In 1859 Harvey McLemore was sold as "a slave for life" to attorney William S. McLemore of Franklin, who was serving as the county clerk. He later was elected as a judge. Harvey had previously been held by William's mother, Bethenia J. McLemore.

Several years later, after the Civil War and passage of constitutional amendments abolishing slavery and establishing the right to vote, Harvey McLemore became a freedman and gained the franchise.

After becoming a criminal judge, William S. McLemore bought 15 acres of land in 1873, with plans to subdivide it for residences. One account is that he named it Hard Bargain because of the negotiating he had to go through to make the deal.
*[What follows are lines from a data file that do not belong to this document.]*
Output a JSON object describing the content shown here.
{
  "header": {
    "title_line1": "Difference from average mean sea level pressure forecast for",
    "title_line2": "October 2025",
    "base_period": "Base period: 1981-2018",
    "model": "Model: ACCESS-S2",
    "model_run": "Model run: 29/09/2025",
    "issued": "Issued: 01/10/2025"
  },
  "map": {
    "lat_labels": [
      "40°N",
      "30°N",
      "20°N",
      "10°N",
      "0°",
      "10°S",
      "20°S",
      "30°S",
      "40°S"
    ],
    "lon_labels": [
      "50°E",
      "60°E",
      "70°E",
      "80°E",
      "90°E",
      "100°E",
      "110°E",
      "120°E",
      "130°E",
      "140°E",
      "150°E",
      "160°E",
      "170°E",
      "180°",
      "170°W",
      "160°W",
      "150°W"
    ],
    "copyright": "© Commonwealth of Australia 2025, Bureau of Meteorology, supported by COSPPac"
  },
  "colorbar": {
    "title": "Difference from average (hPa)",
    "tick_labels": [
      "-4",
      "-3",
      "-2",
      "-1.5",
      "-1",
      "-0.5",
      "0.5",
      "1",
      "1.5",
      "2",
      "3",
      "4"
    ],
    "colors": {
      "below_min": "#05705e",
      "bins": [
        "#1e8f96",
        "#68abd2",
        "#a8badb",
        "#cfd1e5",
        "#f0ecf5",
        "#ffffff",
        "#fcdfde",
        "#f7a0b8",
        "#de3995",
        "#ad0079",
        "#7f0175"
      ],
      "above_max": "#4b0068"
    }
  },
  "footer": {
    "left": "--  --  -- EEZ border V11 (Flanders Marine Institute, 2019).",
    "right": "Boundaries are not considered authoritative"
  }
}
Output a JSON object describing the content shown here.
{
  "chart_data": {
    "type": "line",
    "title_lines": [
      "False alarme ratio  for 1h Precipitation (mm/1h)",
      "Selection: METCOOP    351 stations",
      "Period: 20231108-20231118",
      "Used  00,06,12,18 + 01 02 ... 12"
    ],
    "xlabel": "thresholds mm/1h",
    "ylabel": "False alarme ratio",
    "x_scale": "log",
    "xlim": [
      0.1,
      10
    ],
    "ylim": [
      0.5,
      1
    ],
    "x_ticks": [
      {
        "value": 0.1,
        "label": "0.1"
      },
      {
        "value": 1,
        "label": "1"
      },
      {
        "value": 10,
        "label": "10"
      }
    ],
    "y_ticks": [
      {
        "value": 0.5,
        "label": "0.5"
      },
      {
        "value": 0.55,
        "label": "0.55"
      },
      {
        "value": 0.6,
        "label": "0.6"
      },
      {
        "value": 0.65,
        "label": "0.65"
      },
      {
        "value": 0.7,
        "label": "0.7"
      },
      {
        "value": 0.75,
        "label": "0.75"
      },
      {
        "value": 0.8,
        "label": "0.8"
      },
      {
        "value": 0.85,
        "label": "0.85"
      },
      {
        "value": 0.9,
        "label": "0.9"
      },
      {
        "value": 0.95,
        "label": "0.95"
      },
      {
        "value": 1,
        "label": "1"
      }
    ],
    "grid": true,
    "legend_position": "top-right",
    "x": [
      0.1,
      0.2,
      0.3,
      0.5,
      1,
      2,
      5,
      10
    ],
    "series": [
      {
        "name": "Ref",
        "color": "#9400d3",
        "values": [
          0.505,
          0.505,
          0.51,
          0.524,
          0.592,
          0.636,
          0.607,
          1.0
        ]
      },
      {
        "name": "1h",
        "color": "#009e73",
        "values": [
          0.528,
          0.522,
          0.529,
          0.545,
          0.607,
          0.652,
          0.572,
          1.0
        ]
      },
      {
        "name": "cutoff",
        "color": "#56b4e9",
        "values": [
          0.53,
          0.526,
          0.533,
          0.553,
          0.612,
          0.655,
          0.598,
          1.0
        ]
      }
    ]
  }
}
In 1880, Harvey McLemore purchased four lots from Judge McLemore. He built his house as one of the first in the subdivision. Harvey McLemore was the third African American to purchase property in Hard Bargain. He and other freedmen formed a new African-American community that has survived into the 21st century.

== Today ==
The house was purchased in 1997 by Habitat for Humanity and the Heritage Foundation of Franklin and Williamson County. In 1998 the house was under renovation for use as a museum. This process revealed much of the architectural history of the house.

It is now operated as a museum, known as the McLemore House African-American Museum or the McLemore House Museum.